Tess falava a respeito de "tênis apropriados" e ficou chocado ao notar que mal prestava atenção ao que ela dizia. Em vez disso, lutava para se livrar dos pensamentos de como ela seria sem aqueles jeans apertados e a pequena camiseta verde. Um desejo primitivo que não tinha lugar no seu mundo severo e controlado.
- De qualquer jeito, espero que não se incomode, mas comprei umas coisas para ela. Tênis, calças, algumas blusas da feira...
- Comprou coisas para Samantha em uma feira?
- Muito mais na moda. Ah, Deus, dá para ver por sua expressão que não aprova. Nunca foi a uma feira? - Uma pergunta inocente, mas, por alguma razão, mudou a atmosfera entre os dois. Só uma pequena e quase imperceptível mudança, mas ficou repentinamente desconfortável ao perceber os olhos negros de Matt descansando sobre ela, e como seu corpo reagia àquele olhar.
- Nunca estive em uma feira.
- Bom, não sabe o que está perdendo. Uma de minhas amigas costumava trabalhar em uma nos fins de semana antes de ir para a faculdade fazer um curso de joalheiro. Sei muito a respeito. Um pouco do que é vendido lá é bem ruim, mas tem uma parte que é realmente muito boa. Feita à mão. Na verdade, teve um tempo em que pensei que podia trabalhar nisso... - As bochechas dela brilhavam de entusiasmo.
- Esquece. Agora está aqui. Diga; quais os seus planos para o resto da semana. Teve oportunidade de discutir os assuntos escolares com ela?
- Ainda não... Foi apenas o primeiro dia! Mas olhei aqueles livros que mencionou, apesar de que... Quando voltamos ao apartamento e Samantha tomava banho...
- E?
Tess abriu a boca para contar com antecedência que nunca fora boa em ciências, mas pensou melhor.
- Acho que posso lidar com isso.
- Esse é o espírito!
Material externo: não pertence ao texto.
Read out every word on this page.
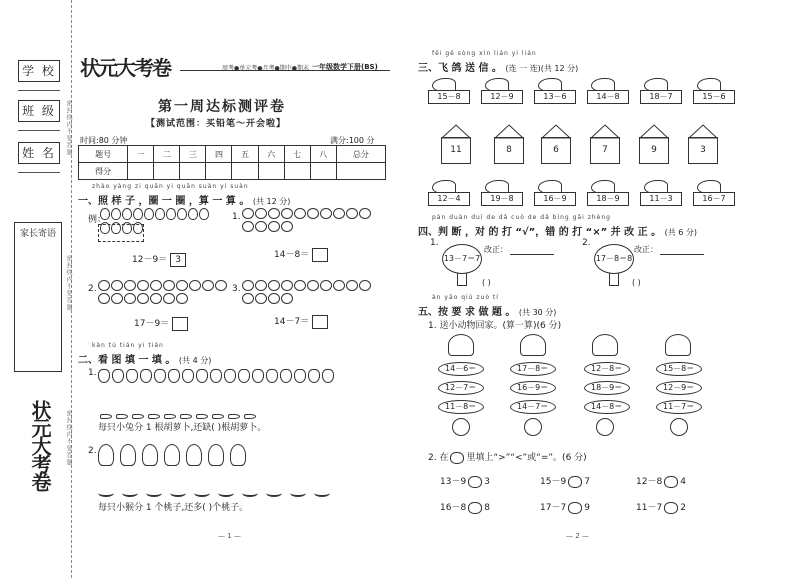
学 校
班 级
姓 名
家长寄语
密封线内不要答题
密封线内不要答题
密封线内不要答题
状元大考卷
状元大考卷	周考●单元考●月考●期中●期末 一年级数学下册(BS)
第一周达标测评卷
【测试范围：买铅笔～开会啦】
时间:80 分钟	满分:100 分
题号	一	二	三	四	五	六	七	八	总分
得分									
zhào yàng zi quān yi quān suàn yi suàn
一、照 样 子 ，圈 一 圈 ，算 一 算 。 (共 12 分)
例：
12－9＝ 3
1.
14－8＝
2.
17－9＝
3.
14－7＝
kàn tú tián yi tián
二、看 图 填 一 填 。 (共 4 分)
1.
每只小兔分 1 根胡萝卜,还缺( )根胡萝卜。
2.
每只小猴分 1 个桃子,还多( )个桃子。
— 1 —
fēi gē sòng xìn lián yi lián
三、飞 鸽 送 信 。 (连 一 连)(共 12 分)
15－8	12－9	13－6	14－8	18－7	15－6
11	8	6	7	9	3
12－4	19－8	16－9	18－9	11－3	16－7
pàn duàn duì de dǎ cuò de dǎ bìng gǎi zhèng
四、判 断 ，对 的 打 “√”，错 的 打 “×” 并 改 正 。 (共 6 分)
1.
13－7＝7
改正：
( )
2.
17－8＝8
改正：
( )
àn yāo qiú zuò tí
五、按 要 求 做 题 。 (共 30 分)
1. 送小动物回家。(算一算)(6 分)
14－6＝
12－7＝
11－8＝
17－8＝
16－9＝
14－7＝
12－8＝
18－9＝
14－8＝
15－8＝
12－9＝
11－7＝
2. 在 里填上“>”“<”或“=”。(6 分)
13－9 3	15－9 7	12－8 4
16－8 8	17－7 9	11－7 2
— 2 —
Agora tudo o que precisamos fazer é elaborar um currículo...
- Ela está nervosa a respeito de frequentar a escola daqui - soltou Tess. - Sua filha contou isso?
Matt girou desconfortável na cadeira.
- Espero que você a acalme dizendo que não há nada com o que se preocupar. - Pensou no fato de que não tinha tido nenhuma conversa significativa com a filha desde que ela chegara à Manhattan.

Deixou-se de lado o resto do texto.